As we gear up for summer sports, it is important to plan your child’s sports schedule by balancing a realistic perspective of the “big picture” versus the potential sport opportunities offered to your child. In some cases, parents are unaware of the realities of future college athletic scholarships, and as a result end up putting their child at-risk for youth sports burnout by signing up for every league possible, and still find ways to use the time left over for personal training, nutritional counseling, sport psychology, and anything else that might help them increase their chances of one day earning an athletic scholarship (Positive Transitions).
Polls today still show that the #1 reason kids play sports is to have fun, and sports stop becoming fun for a lot of kids when they become ultra-competitive and physically/mentally exhausting. It is also important to become familiar with the realities of kids one day playing college and professional sports – figures that are often misunderstood by parents.Taking a closer look at high school student athletes, only about 5% will ever play at the college level.

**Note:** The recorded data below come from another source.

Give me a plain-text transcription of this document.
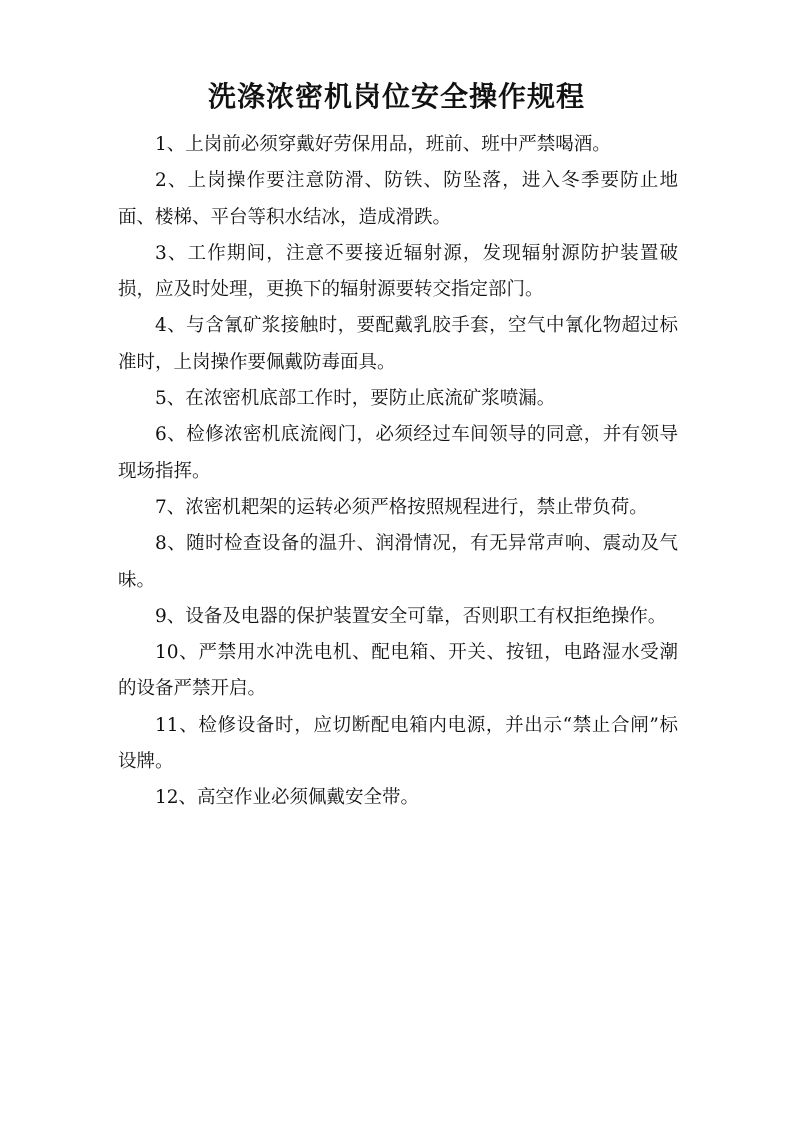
洗涤浓密机岗位安全操作规程

1、上岗前必须穿戴好劳保用品，班前、班中严禁喝酒。

2、上岗操作要注意防滑、防铁、防坠落，进入冬季要防止地面、楼梯、平台等积水结冰，造成滑跌。

3、工作期间，注意不要接近辐射源，发现辐射源防护装置破损，应及时处理，更换下的辐射源要转交指定部门。

4、与含氰矿浆接触时，要配戴乳胶手套，空气中氰化物超过标准时，上岗操作要佩戴防毒面具。

5、在浓密机底部工作时，要防止底流矿浆喷漏。

6、检修浓密机底流阀门，必须经过车间领导的同意，并有领导现场指挥。

7、浓密机耙架的运转必须严格按照规程进行，禁止带负荷。

8、随时检查设备的温升、润滑情况，有无异常声响、震动及气味。

9、设备及电器的保护装置安全可靠，否则职工有权拒绝操作。

10、严禁用水冲洗电机、配电箱、开关、按钮，电路湿水受潮的设备严禁开启。

11、检修设备时，应切断配电箱内电源，并出示“禁止合闸”标设牌。

12、高空作业必须佩戴安全带。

Keep in mind this number includes full and partial athletic scholarships, as well as walk-ons and DIII student athletes (who receive no athletic scholarship financial assistance). This means that for every 100 high school student athletes, only 5 will ever play in college, and fewer than 5 in 100 will receive any financial assistance whatsoever.

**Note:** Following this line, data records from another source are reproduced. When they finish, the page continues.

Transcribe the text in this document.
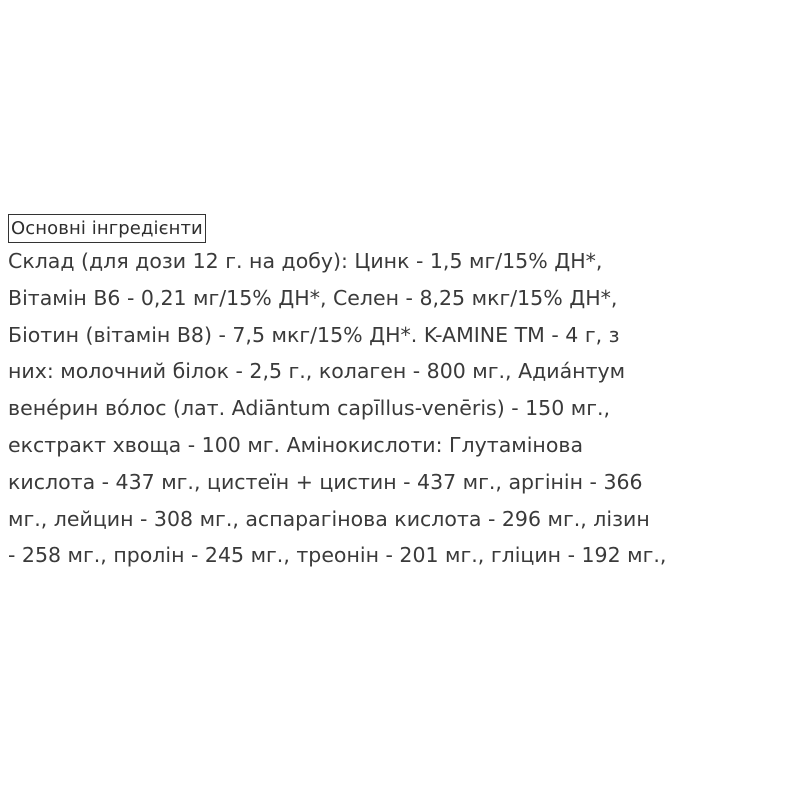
Основні інгредієнти
Склад (для дози 12 г. на добу): Цинк - 1,5 мг/15% ДН*,
Вітамін B6 - 0,21 мг/15% ДН*, Селен - 8,25 мкг/15% ДН*,
Біотин (вітамін B8) - 7,5 мкг/15% ДН*. K-AMINE TM - 4 г, з
них: молочний білок - 2,5 г., колаген - 800 мг., Адиа́нтум
вене́рин во́лос (лат. Adiāntum capīllus-venēris) - 150 мг.,
екстракт хвоща - 100 мг. Амінокислоти: Глутамінова
кислота - 437 мг., цистеїн + цистин - 437 мг., аргінін - 366
мг., лейцин - 308 мг., аспарагінова кислота - 296 мг., лізин
- 258 мг., пролін - 245 мг., треонін - 201 мг., гліцин - 192 мг.,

Taking this discussion further, of all the college student athletes competing today (including DI, II, and III), less than 2% will ever play professional sports! When you look at these odds objectively, they are hardly inspiring for most kids competing in sports today.Of course, all kids should work hard if they want to be one of the few talented enough to play at the college and professional levels – parents, however, need to temper their kids enthusiasm and develop responsible future plans that include things more likely to occur (like getting good grades so that the child can one day go to college).
The point is to set up multiple potential future plans and not exclusively invest in sports, and to prepare wisely for inevitable future sports transitions.Pursuing a sports dream can be very motivating for a kid, but it can also lead to devastation if the child eventually ends his sports career without making more realistic future plans that don’t include full ride athletic scholarships. It is for this reason that families should talk openly and often about the realities of making it, as well as strategies for coping with sport retirement when that day occurs.